Mehr als Italien
Großbritannien meldet 980 Todesfälle an einem Tag
Großbritannien hat erstmals mehr Todesfälle an einem einzigen Tag durch das Coronavirus verzeichnet als Italien. Die Zahl der Toten stieg bis Donnerstagabend um 980, wie der britische Gesundheitsminister Matt Hancock am Freitag mitteilte. Italien hatte an seinem bislang schlimmsten Tag am 27. März 969 Tote erfasst.
Insgesamt starben in Großbritannien fast 8000 Menschen an der von dem Virus ausgelösten Lungenkrankheit Covid-19. Mehr als 65.000 Menschen infizierten sich mit dem neuartigen Erreger.
Premier Johnson konnte Intensivstation wieder verlassen
Zu den Infizierten zählt auch Premierminister Boris Johnson. Der 55-Jährige wird weiter im Krankenhaus behandelt, konnte die Intensivstation inzwischen aber wieder verlassen. Johnson setze seine Genesung fort, teilte ein Regierungssprecher mit.
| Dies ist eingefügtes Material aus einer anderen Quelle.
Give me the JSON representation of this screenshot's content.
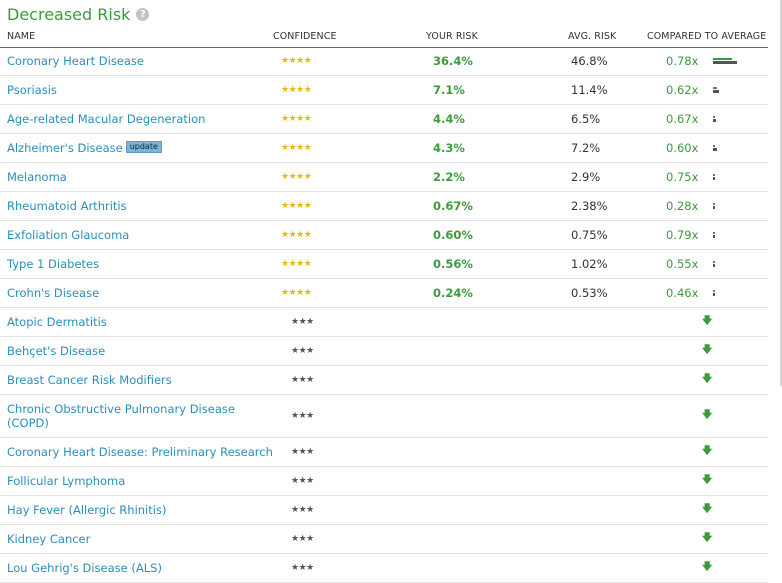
{
  "title": "Decreased Risk",
  "help_icon": "question-mark-icon",
  "columns": {
    "name": "NAME",
    "confidence": "CONFIDENCE",
    "your_risk": "YOUR RISK",
    "avg_risk": "AVG. RISK",
    "compared": "COMPARED TO AVERAGE"
  },
  "rows": [
    {
      "name": "Coronary Heart Disease",
      "stars": "★★★★",
      "your_risk": "36.4%",
      "avg_risk": "46.8%",
      "compared": "0.78x",
      "your_fraction": 0.364,
      "avg_fraction": 0.468
    },
    {
      "name": "Psoriasis",
      "stars": "★★★★",
      "your_risk": "7.1%",
      "avg_risk": "11.4%",
      "compared": "0.62x",
      "your_fraction": 0.071,
      "avg_fraction": 0.114
    },
    {
      "name": "Age-related Macular Degeneration",
      "stars": "★★★★",
      "your_risk": "4.4%",
      "avg_risk": "6.5%",
      "compared": "0.67x",
      "your_fraction": 0.044,
      "avg_fraction": 0.065
    },
    {
      "name": "Alzheimer's Disease",
      "badge": "update",
      "stars": "★★★★",
      "your_risk": "4.3%",
      "avg_risk": "7.2%",
      "compared": "0.60x",
      "your_fraction": 0.043,
      "avg_fraction": 0.072
    },
    {
      "name": "Melanoma",
      "stars": "★★★★",
      "your_risk": "2.2%",
      "avg_risk": "2.9%",
      "compared": "0.75x",
      "your_fraction": 0.022,
      "avg_fraction": 0.029
    },
    {
      "name": "Rheumatoid Arthritis",
      "stars": "★★★★",
      "your_risk": "0.67%",
      "avg_risk": "2.38%",
      "compared": "0.28x",
      "your_fraction": 0.0067,
      "avg_fraction": 0.0238
    },
    {
      "name": "Exfoliation Glaucoma",
      "stars": "★★★★",
      "your_risk": "0.60%",
      "avg_risk": "0.75%",
      "compared": "0.79x",
      "your_fraction": 0.006,
      "avg_fraction": 0.0075
    },
    {
      "name": "Type 1 Diabetes",
      "stars": "★★★★",
      "your_risk": "0.56%",
      "avg_risk": "1.02%",
      "compared": "0.55x",
      "your_fraction": 0.0056,
      "avg_fraction": 0.0102
    },
    {
      "name": "Crohn's Disease",
      "stars": "★★★★",
      "your_risk": "0.24%",
      "avg_risk": "0.53%",
      "compared": "0.46x",
      "your_fraction": 0.0024,
      "avg_fraction": 0.0053
    },
    {
      "name": "Atopic Dermatitis",
      "stars": "★★★",
      "arrow": "down-arrow-icon"
    },
    {
      "name": "Behçet's Disease",
      "stars": "★★★",
      "arrow": "down-arrow-icon"
    },
    {
      "name": "Breast Cancer Risk Modifiers",
      "stars": "★★★",
      "arrow": "down-arrow-icon"
    },
    {
      "name": "Chronic Obstructive Pulmonary Disease (COPD)",
      "stars": "★★★",
      "arrow": "down-arrow-icon",
      "tall": true
    },
    {
      "name": "Coronary Heart Disease: Preliminary Research",
      "stars": "★★★",
      "arrow": "down-arrow-icon"
    },
    {
      "name": "Follicular Lymphoma",
      "stars": "★★★",
      "arrow": "down-arrow-icon"
    },
    {
      "name": "Hay Fever (Allergic Rhinitis)",
      "stars": "★★★",
      "arrow": "down-arrow-icon"
    },
    {
      "name": "Kidney Cancer",
      "stars": "★★★",
      "arrow": "down-arrow-icon"
    },
    {
      "name": "Lou Gehrig's Disease (ALS)",
      "stars": "★★★",
      "arrow": "down-arrow-icon"
    }
  ]
}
Diese sei zwar noch in einem frühen Stadium, der Premier sei aber weiterhin „sehr guter Dinge“. Er habe sogar den Krankenhausmitarbeitern zugewunken, als er die Intensivstation am Donnerstagabend verlassen habe.
Briten droht der Gesundheits-Kollaps
Doch auch wenn Johnson persönlich auf dem Weg der Besserung sein sollte, klafft durch seine Abwesenheit in der Regierung eine Lücke - ausgerechnet zu einer Zeit, in der die Krise in Großbritannien ihren Höhepunkt erreichen könnte. Nach Ansicht des wissenschaftlichen Chefberaters der Regierung, Patrick Vallance, könnte es noch mindestens zwei Wochen dauern, bis die Zahl der neu gemeldeten Todesfälle nicht mehr ansteigt.
Beatmungsgeräte, Schutzkleidung und Personal fehlen
Damit wächst die Sorge, dass der britische Gesundheitsdienst in die Knie gehen könnte. Dem NHS fehlt es an Beatmungsgeräten, Schutzkleidung und Personal. Die deutsche Bundeswehr reagierte inzwischen auf einen Hilferuf aus Großbritannien mit einer Zusage für 60 mobile Beatmungsgeräte. Diese sollten so schnell wie möglich an den NATO-Partner verschickt werden, hieß es am Donnerstag aus dem Verteidigungsministerium in Berlin.
Der Vater des 55-jährigen Premierministers, Stanley Johnson, glaubt nicht an eine schnelle Rückkehr seines Sohns in die Amtsgeschäfte. „Er braucht Zeit. Ich kann nicht glauben, dass man das durchmachen kann und direkt wieder zurück in die Downing Street (den Regierungssitz, Anm.) geht und die Zügel in die Hand nimmt, ohne eine Phase der Wiederanpassung“, sagte der 79-Jährige dem Radiosender BBC 4 am Freitag. Noch sei sein Sohn nicht über den Berg.
Johnson wird derzeit von Außenminister Dominic Raab vertreten. Die Kompetenzen des Premierministers hat er aber nicht. Großbritanniens ungeschriebene Verfassung sieht keine klare Regelung für den Fall vor, dass der Regierungschef ausfällt. Kritiker fürchten, dass davon die Entscheidungsfähigkeit beeinträchtigt sein könnte.
Kritik am Umgang der Regierung mit Pandemie wird laut
Unterdessen wurde erneut Kritik am Umgang der Regierung mit der Pandemie laut. Die Ansteckungsgefahr sei massiv unterschätzt worden, zitierte die Nachrichtenagentur Bloomberg ein Mitglied der konservativen Regierungspartei. Schuld daran gewesen seien ein übersteigerter Männlichkeitskult und Realitätsverweigerung. Johnson hatte noch Anfang März geprahlt, er habe in einem Krankenhaus Menschen, darunter Covid-19-Patienten, die Hand geschüttelt, und angekündigt, dies weiterhin zu tun.